È salito ad almeno quattro morti e otto feriti il bilancio della sparatoria avvenuta all’interno della chiesa mormone di Gesù Cristo dei Santi degli Ultimi Giorni a Grand Blanc, in Michigan. Secondo le ricostruzione della polizia il responsabile, l’ex marine Thomas Jacob Sanford (40 anni), si è lanciato con un veicolo, sul quale aveva fissato due grandi bandiere statunitensi, contro la facciata della chiesa durante la funzione religiosa e ha iniziato a sparare, per poi appiccare intenzionalmente un incendio che si è rapidamente propagato.

L’uomo è stato in seguito ucciso dalla polizia, che sostiene di aver trovato anche degli esplosivi forse collegati all’attacco.
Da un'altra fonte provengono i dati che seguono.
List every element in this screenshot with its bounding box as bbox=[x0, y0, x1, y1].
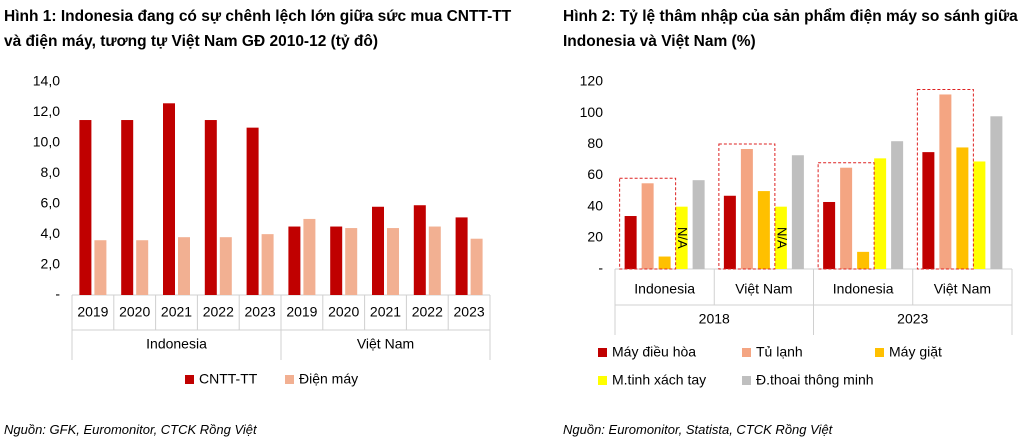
group-label: Việt Nam bbox=[357, 336, 414, 352]
x-tick-label: 2022 bbox=[412, 304, 443, 320]
bar bbox=[740, 149, 753, 269]
y-tick-label: 6,0 bbox=[41, 194, 61, 210]
y-tick-label: 10,0 bbox=[33, 134, 60, 150]
x-tick-label: 2021 bbox=[161, 304, 192, 320]
bar bbox=[939, 94, 952, 269]
y-tick-label: 8,0 bbox=[41, 164, 61, 180]
bar bbox=[330, 226, 343, 295]
x-tick-label: 2019 bbox=[286, 304, 317, 320]
group-label: 2023 bbox=[897, 311, 928, 327]
bar bbox=[470, 238, 483, 295]
x-tick-label: 2023 bbox=[245, 304, 276, 320]
y-tick-label: - bbox=[598, 260, 603, 276]
y-tick-label: 2,0 bbox=[41, 255, 61, 271]
bar bbox=[136, 240, 149, 295]
legend-swatch bbox=[598, 348, 607, 357]
y-tick-label: - bbox=[55, 286, 60, 302]
legend-label: Đ.thoai thông minh bbox=[756, 372, 874, 388]
bar bbox=[79, 120, 92, 296]
bar bbox=[204, 120, 217, 296]
bar bbox=[288, 226, 301, 295]
bar bbox=[641, 183, 654, 269]
legend-swatch bbox=[742, 348, 751, 357]
bar bbox=[956, 147, 969, 269]
bar bbox=[973, 161, 986, 269]
source: Nguồn: Euromonitor, Statista, CTCK Rồng … bbox=[563, 422, 833, 437]
bar bbox=[345, 228, 358, 295]
bar bbox=[94, 240, 107, 295]
legend-label: Điện máy bbox=[299, 371, 358, 387]
bar bbox=[372, 206, 384, 295]
x-tick-label: 2019 bbox=[77, 304, 108, 320]
x-tick-label: 2020 bbox=[119, 304, 150, 320]
bar bbox=[428, 226, 441, 295]
y-tick-label: 40 bbox=[587, 197, 603, 213]
y-tick-label: 80 bbox=[587, 135, 603, 151]
legend-label: CNTT-TT bbox=[199, 371, 258, 387]
bar bbox=[675, 206, 688, 269]
x-tick-label: 2023 bbox=[454, 304, 485, 320]
bar bbox=[387, 228, 399, 295]
bar bbox=[757, 191, 770, 269]
bar bbox=[692, 180, 705, 269]
x-tick-label: Việt Nam bbox=[735, 281, 792, 297]
y-tick-label: 100 bbox=[580, 104, 604, 120]
annotation: N/A bbox=[675, 227, 690, 249]
source: Nguồn: GFK, Euromonitor, CTCK Rồng Việt bbox=[4, 422, 257, 437]
bar bbox=[791, 155, 804, 269]
bar bbox=[121, 120, 134, 296]
bar bbox=[163, 103, 175, 295]
bar bbox=[624, 216, 637, 269]
annotation: N/A bbox=[774, 227, 789, 249]
y-tick-label: 14,0 bbox=[33, 73, 60, 89]
bar bbox=[261, 234, 274, 295]
highlight-box bbox=[619, 177, 677, 270]
bar bbox=[840, 167, 853, 269]
legend-label: Tủ lạnh bbox=[756, 344, 803, 360]
highlight-box bbox=[817, 162, 875, 270]
chart-title: Hình 2: Tỷ lệ thâm nhập của sản phẩm điệ… bbox=[563, 8, 1018, 50]
highlight-box bbox=[916, 88, 974, 270]
legend-swatch bbox=[875, 348, 884, 357]
bar bbox=[774, 206, 787, 269]
bar bbox=[857, 251, 870, 269]
legend-swatch bbox=[185, 375, 194, 384]
bar bbox=[922, 152, 935, 269]
x-tick-label: 2022 bbox=[203, 304, 234, 320]
bar bbox=[246, 127, 259, 296]
y-tick-label: 60 bbox=[587, 166, 603, 182]
y-tick-label: 12,0 bbox=[33, 103, 60, 119]
bar bbox=[413, 205, 426, 295]
x-tick-label: 2021 bbox=[370, 304, 401, 320]
y-tick-label: 4,0 bbox=[41, 225, 61, 241]
x-tick-label: 2020 bbox=[328, 304, 359, 320]
x-tick-label: Việt Nam bbox=[934, 281, 991, 297]
legend-label: M.tinh xách tay bbox=[612, 372, 706, 388]
legend-label: Máy điều hòa bbox=[612, 344, 696, 360]
bar bbox=[658, 256, 671, 269]
legend-swatch bbox=[598, 376, 607, 385]
group-label: 2018 bbox=[699, 311, 730, 327]
x-tick-label: Indonesia bbox=[634, 281, 695, 297]
bar bbox=[455, 217, 468, 295]
bar bbox=[723, 195, 736, 269]
legend-swatch bbox=[285, 375, 294, 384]
bar bbox=[303, 218, 316, 295]
bar bbox=[823, 201, 836, 269]
highlight-box bbox=[718, 143, 776, 270]
bar bbox=[891, 141, 904, 269]
legend-label: Máy giặt bbox=[889, 344, 942, 360]
bar bbox=[874, 158, 887, 269]
group-label: Indonesia bbox=[146, 336, 207, 352]
y-tick-label: 20 bbox=[587, 229, 603, 245]
chart-title: Hình 1: Indonesia đang có sự chênh lệch … bbox=[4, 8, 512, 50]
legend-swatch bbox=[742, 376, 751, 385]
bar bbox=[990, 116, 1003, 270]
bar bbox=[178, 237, 190, 295]
bar bbox=[219, 237, 232, 295]
y-tick-label: 120 bbox=[580, 73, 604, 89]
x-tick-label: Indonesia bbox=[833, 281, 894, 297]
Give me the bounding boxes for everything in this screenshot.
Secondo Reuben Coleman, agente speciale facente funzioni responsabile dell’ufficio di Detroit dell’Fbi, che copre l’intero stato del Michigan, si sta indagando sulla strage come atto “di violenza mirata”.
L’uomo armato ha aperto il fuoco all’interno della chiesa durante le funzioni domenicali, mentre nella struttura erano presenti decine di persone. Il capo della polizia di Grand Blanc Township, William Renye, ha riferito che il responsabile dell’attacco alla Chiesa di Gesù Cristo dei Santi degli Ultimi Giorni “ha guidato il suo veicolo contro l’ingresso principale della chiesa”, “poi è uscito dal veicolo sparando diversi colpi contro le persone all’interno della chiesa”.